Rank of a free module without the axiom of choice Perhaps my question is really naive. I teach this semester in algebra. I am embarassed about the proof that a free module over an integral domain has a well-defined rank. It is based on the theorem that two bases have the same cardinal. But the proof I know of this statement uses a reduction modulo a maximal ideal (then we are brought back to the theory of vector spaces). It seems to me that the existence of a principal ideal needs in general the axiom of choice (not for concrete domains, of course). Whence my question:

Do we really need the axiom of choice to prove in full generality that the bases of a free module have the same cardinal ? 

One day later. I did not realize that the question even makes sense in the context of vector spaces. I'd like being able to accept a comment.
 A: Hans Läuchli [Auswahlaxiom in der Algebra, Comment. Math. Helv. 37, MR0143705, DOI:10.5169/seals-28602] has constructed a model of ZFA wherein a vector space has two bases of different size. (See also Jech, The Axiom of Choice, §10.3, problem 5.) The Jech–Sochor Embedding Theorem allows to transfer the result to ZF.
A: Let $A$ and $B$ be infinite sets. Let $M$ be a rank $|B|$ module
with basis $e_b$ for $b\in B$. If we take $|A|$ elements $m_a$ of $M$, then each can
be expressed in terms of finitely many of the $e_b$. If $B$ is not the union
of $|A|$ finite sets, then there is some $e_b$ not expressible in terms of the
$m_a$, so $M$ cannot be free on $|A|$ generators.
I'm not expert on set theory without AC, but those here who are will surely
tell us if there are models of ZF with non-equinumerous infinite sets
such that $A$ is the union of $|B|$ finite sets and vice versa.
A: If $F$ has a basis of size $n$, then it is not hard to show that there exist nonzero alternating $k$-linear maps $F^k\to R$ if and only if $k\leq n$.  Given this, it is clear that $F$ cannot have a basis of size different from $n$.  I think that is cleaner than any approach involving row-reduction or tensoring with a field.  To make it work in the presence of 2-torsion, you need to define 'alternating' in the right way: the function must vanish if any two arguments are equal, which is stronger than saying that the sign changes when any two arguments are swapped.
A: This is not so much an answer, as a (long) comment to Robin Chapman's answer. Robin writes

I'm not expert on set theory without AC, but those here who are will surely tell us if there are models of ZF with non-equinumerous infinite sets such that $A$ is the union of ${}|B|$ finite sets and vice versa.

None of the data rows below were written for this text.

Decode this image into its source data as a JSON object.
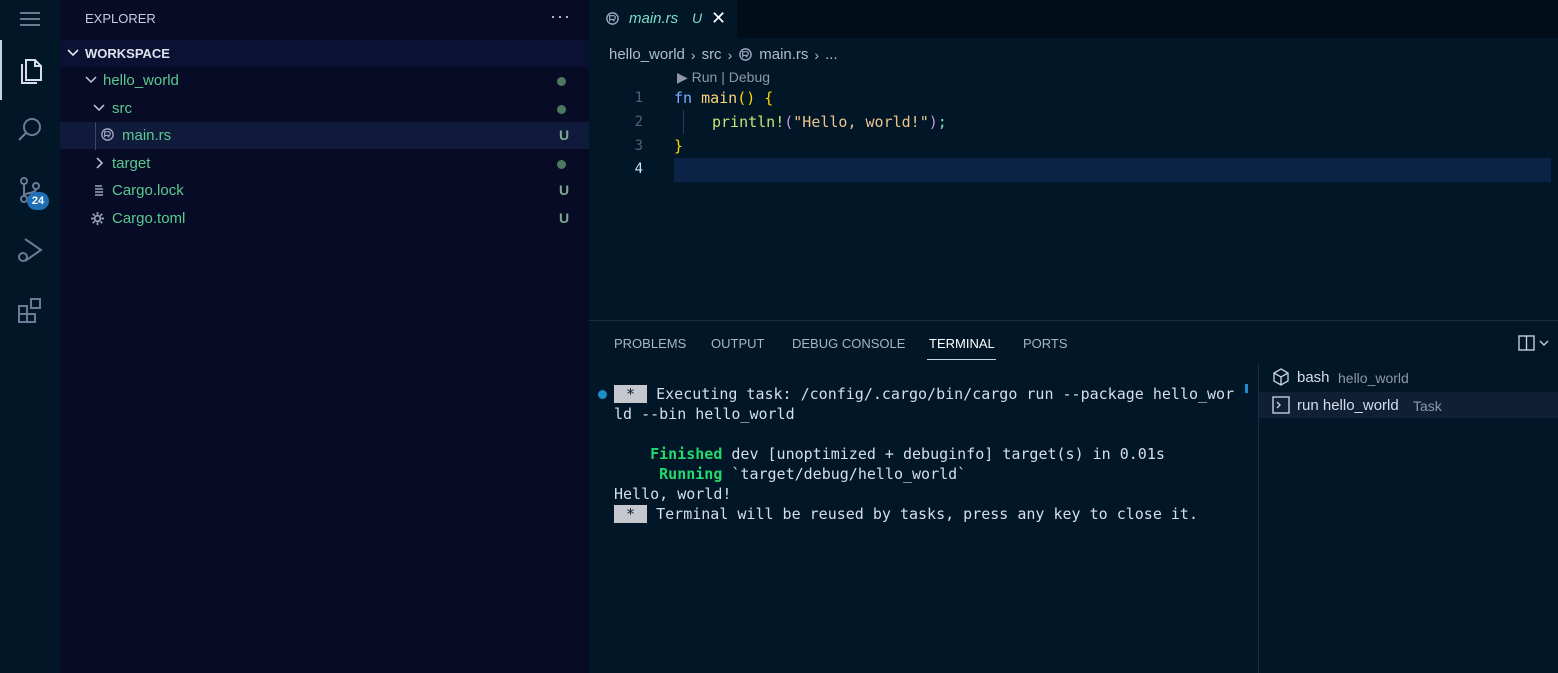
{
  "activity_bar": {
    "scm_badge": "24",
    "icons": [
      "explorer-icon",
      "search-icon",
      "source-control-icon",
      "run-debug-icon",
      "extensions-icon"
    ]
  },
  "sidebar": {
    "title": "EXPLORER",
    "more": "···",
    "workspace_label": "WORKSPACE",
    "tree": [
      {
        "label": "hello_world",
        "status": "dot"
      },
      {
        "label": "src",
        "status": "dot"
      },
      {
        "label": "main.rs",
        "status": "U"
      },
      {
        "label": "target",
        "status": "dot"
      },
      {
        "label": "Cargo.lock",
        "status": "U"
      },
      {
        "label": "Cargo.toml",
        "status": "U"
      }
    ]
  },
  "editor": {
    "tab": {
      "label": "main.rs",
      "status": "U",
      "close": "✕"
    },
    "breadcrumb": [
      "hello_world",
      "src",
      "main.rs",
      "..."
    ],
    "codelens": "▶ Run | Debug",
    "line_numbers": [
      "1",
      "2",
      "3",
      "4"
    ],
    "code": {
      "l1_kw": "fn",
      "l1_name": " main",
      "l1_rest": "() {",
      "l2_macro": "println!",
      "l2_open": "(",
      "l2_str": "\"Hello, world!\"",
      "l2_close": ")",
      "l2_semi": ";",
      "l3": "}"
    }
  },
  "panel": {
    "tabs": [
      "PROBLEMS",
      "OUTPUT",
      "DEBUG CONSOLE",
      "TERMINAL",
      "PORTS"
    ],
    "active_tab": "TERMINAL",
    "terminal": {
      "star": " * ",
      "line1": " Executing task: /config/.cargo/bin/cargo run --package hello_wor",
      "line2": "ld --bin hello_world",
      "finished_kw": "Finished",
      "finished_rest": " dev [unoptimized + debuginfo] target(s) in 0.01s",
      "running_kw": "Running",
      "running_rest": " `target/debug/hello_world`",
      "output": "Hello, world!",
      "reuse": " Terminal will be reused by tasks, press any key to close it."
    },
    "terminals": [
      {
        "name": "bash",
        "sub": "hello_world"
      },
      {
        "name": "run hello_world",
        "sub": "Task"
      }
    ]
  }
}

I've thought about this question, and I have now convinced myself that there is an open problem here. 
(There may be a completely different way of approaching this, but) what looks to me to be the natural approach starts by rephrasing the question in the setting of the dual Schroeder-Bernstein theorem, since Robin's condition says that $A$ and $B$ are surjective images of each other, and each map is finite-to-one (at least if the finite sets are pairwise disjoint).
Since Benjamin Miller had worked on questions of this nature, I asked him about this version. He agreed that the expected example of such sets $A$ and $B$ would come from finding countable Borel equivalence relations $F_0 \subseteq F_1 \subseteq F_2$ on some Polish space $X$ of finite index over one another such that $X / F_0$ and $X / F_2$ are Borel isomorphic, but $X / F_0$ and $X / F_1$ are not universally measurably isomorphic.
Once we have this setting, it is standard how, for example, in models of the axiom of determinacy, we get that $A=X/F_0$ and $B=X/F_1$ are the sets we are looking for.
However, Ben mentioned that his guess was that doing this is a bit finer than what rigidity techniques (the main technical tool in these results) can handle currently. Ben asked around to a few experts, and they agreed with him in this regard.
A: You should tensor with the fraction field instead.
EDIT: I interpreted the question to mean "Given that I know that the dimension of a vector space is well-defined, how can I show that the rank of any free module over a domain is, avoiding Choice?".  I feel that this should be clarified since most of the other responses are addressing the more general question of how to avoid Choice altogether, though certainly my answer is not as informative.